NSN Is The Dark Horse
While the spotlight has been mainly on Nokia’s smartphone business of late, its oft-ignored telecom joint venture with Siemens seems to be finally turning the corner. Nokia Siemens Networks (NSN) recently issued positive guidance for the fourth quarter 2012, announcing that its operating margins (non-IFRS) will exceed its previous guidance on the higher end by at least 100 basis points. This continues the good show NSN has put on in recent quarters with a good number of LTE wins in the Asia-Pacific, where Japan and Korea are driving a bulk of the LTE spend currently. What’s more, as the LTE transition continues in full swing, NSN has managed to snag a couple of important 4G deals with T-Mobile and U.S. Cellular in the U.S. – a region where NSN’s 4G prospects have been pretty dismal until recently.

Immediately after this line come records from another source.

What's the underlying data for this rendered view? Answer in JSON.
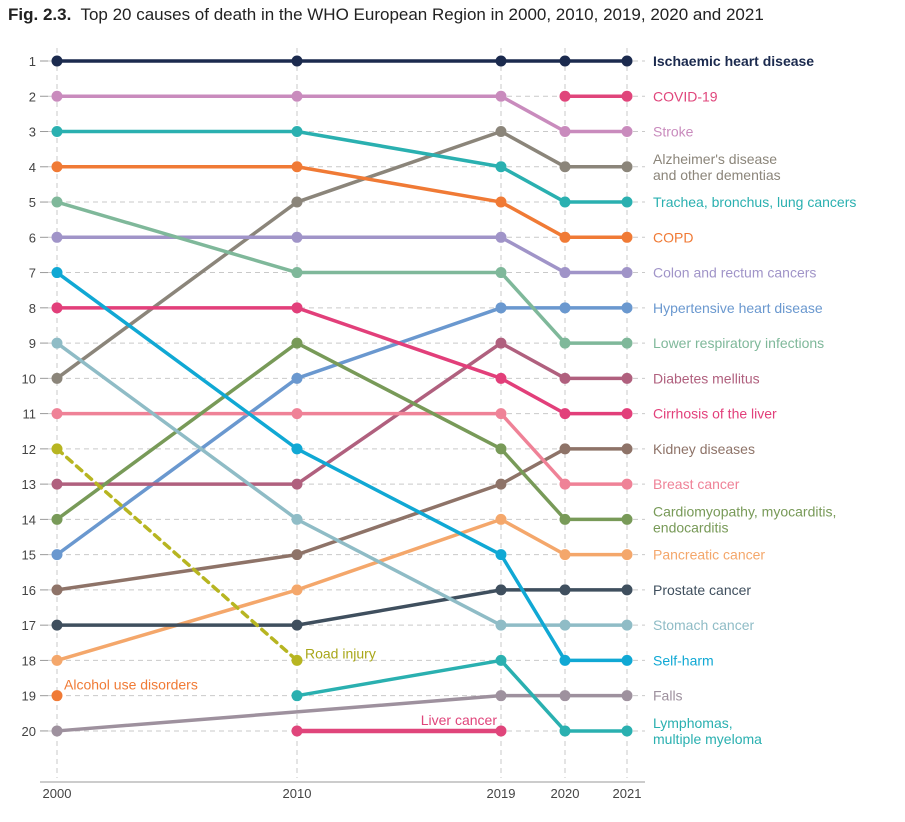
{
  "chart_data": {
    "type": "line",
    "title_prefix": "Fig. 2.3.",
    "title": "Top 20 causes of death in the WHO European Region in 2000, 2010, 2019, 2020 and 2021",
    "x": [
      2000,
      2010,
      2019,
      2020,
      2021
    ],
    "y_ticks": [
      1,
      2,
      3,
      4,
      5,
      6,
      7,
      8,
      9,
      10,
      11,
      12,
      13,
      14,
      15,
      16,
      17,
      18,
      19,
      20
    ],
    "ylim": [
      1,
      20
    ],
    "y_inverted": true,
    "grid": true,
    "series": [
      {
        "key": "ihd",
        "name": [
          "Ischaemic heart disease"
        ],
        "color": "#1b2a4e",
        "ranks": [
          1,
          1,
          1,
          1,
          1
        ],
        "label_bold": true
      },
      {
        "key": "covid",
        "name": [
          "COVID-19"
        ],
        "color": "#e0457b",
        "ranks": [
          null,
          null,
          null,
          2,
          2
        ]
      },
      {
        "key": "stroke",
        "name": [
          "Stroke"
        ],
        "color": "#c98bbd",
        "ranks": [
          2,
          2,
          2,
          3,
          3
        ]
      },
      {
        "key": "alz",
        "name": [
          "Alzheimer's disease",
          "and other dementias"
        ],
        "color": "#8b857a",
        "ranks": [
          10,
          5,
          3,
          4,
          4
        ]
      },
      {
        "key": "lung",
        "name": [
          "Trachea, bronchus, lung cancers"
        ],
        "color": "#2ab0b0",
        "ranks": [
          3,
          3,
          4,
          5,
          5
        ]
      },
      {
        "key": "copd",
        "name": [
          "COPD"
        ],
        "color": "#f07a35",
        "ranks": [
          4,
          4,
          5,
          6,
          6
        ]
      },
      {
        "key": "colon",
        "name": [
          "Colon and rectum cancers"
        ],
        "color": "#a094c8",
        "ranks": [
          6,
          6,
          6,
          7,
          7
        ]
      },
      {
        "key": "hyper",
        "name": [
          "Hypertensive heart disease"
        ],
        "color": "#6a98cf",
        "ranks": [
          15,
          10,
          8,
          8,
          8
        ]
      },
      {
        "key": "lri",
        "name": [
          "Lower respiratory infections"
        ],
        "color": "#7fb89a",
        "ranks": [
          5,
          7,
          7,
          9,
          9
        ]
      },
      {
        "key": "diab",
        "name": [
          "Diabetes mellitus"
        ],
        "color": "#b0607e",
        "ranks": [
          13,
          13,
          9,
          10,
          10
        ]
      },
      {
        "key": "cirr",
        "name": [
          "Cirrhosis of the liver"
        ],
        "color": "#e23f7a",
        "ranks": [
          8,
          8,
          10,
          11,
          11
        ]
      },
      {
        "key": "kidney",
        "name": [
          "Kidney diseases"
        ],
        "color": "#8e7368",
        "ranks": [
          16,
          15,
          13,
          12,
          12
        ]
      },
      {
        "key": "breast",
        "name": [
          "Breast cancer"
        ],
        "color": "#ef8297",
        "ranks": [
          11,
          11,
          11,
          13,
          13
        ]
      },
      {
        "key": "cardio",
        "name": [
          "Cardiomyopathy, myocarditis,",
          "endocarditis"
        ],
        "color": "#789a58",
        "ranks": [
          14,
          9,
          12,
          14,
          14
        ]
      },
      {
        "key": "panc",
        "name": [
          "Pancreatic cancer"
        ],
        "color": "#f4a76b",
        "ranks": [
          18,
          16,
          14,
          15,
          15
        ]
      },
      {
        "key": "prost",
        "name": [
          "Prostate cancer"
        ],
        "color": "#3f4f5e",
        "ranks": [
          17,
          17,
          16,
          16,
          16
        ]
      },
      {
        "key": "stom",
        "name": [
          "Stomach cancer"
        ],
        "color": "#8fbcc6",
        "ranks": [
          9,
          14,
          17,
          17,
          17
        ]
      },
      {
        "key": "self",
        "name": [
          "Self-harm"
        ],
        "color": "#10a8d4",
        "ranks": [
          7,
          12,
          15,
          18,
          18
        ]
      },
      {
        "key": "falls",
        "name": [
          "Falls"
        ],
        "color": "#9e919e",
        "ranks": [
          20,
          null,
          19,
          19,
          19
        ]
      },
      {
        "key": "lymph",
        "name": [
          "Lymphomas,",
          "multiple myeloma"
        ],
        "color": "#2ab0b0",
        "ranks": [
          null,
          19,
          18,
          20,
          20
        ]
      },
      {
        "key": "road",
        "name": [
          "Road injury"
        ],
        "color": "#b7b521",
        "ranks": [
          12,
          18,
          null,
          null,
          null
        ],
        "dashed": true
      },
      {
        "key": "alco",
        "name": [
          "Alcohol use disorders"
        ],
        "color": "#f07a35",
        "ranks": [
          19,
          null,
          null,
          null,
          null
        ]
      },
      {
        "key": "liver",
        "name": [
          "Liver cancer"
        ],
        "color": "#e0457b",
        "ranks": [
          null,
          20,
          20,
          null,
          null
        ]
      }
    ],
    "inline_labels": {
      "road": "Road injury",
      "alco": "Alcohol use disorders",
      "liver": "Liver cancer"
    }
  }
}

Apart from revenue share gains, NSN is also benefiting from a major restructuring initiative which was announced in late 2011. As a part of the restructuring, NSN is aiming to cut around 17,000 jobs and achieve a total of 1 billion Euros in savings, by the end of 2013. Simultaneously, NSN is selling off non-core assets and increasing focus on wireless broadband which has strong long-term growth trends as opposed to the relatively stagnant landline market. As a result of the reshuffle, NSN has performed really well in 2012, returning to operating profitability in the last two quarters of the year, a big positive sign that the company’s cost-cutting initiatives are taking hold.
Consequently, the division has generated positive cash flows for four straight quarters now, and accounts for more than 35% of our price estimate for Nokia’s stock. Our price estimate is about 10% ahead of the current market price.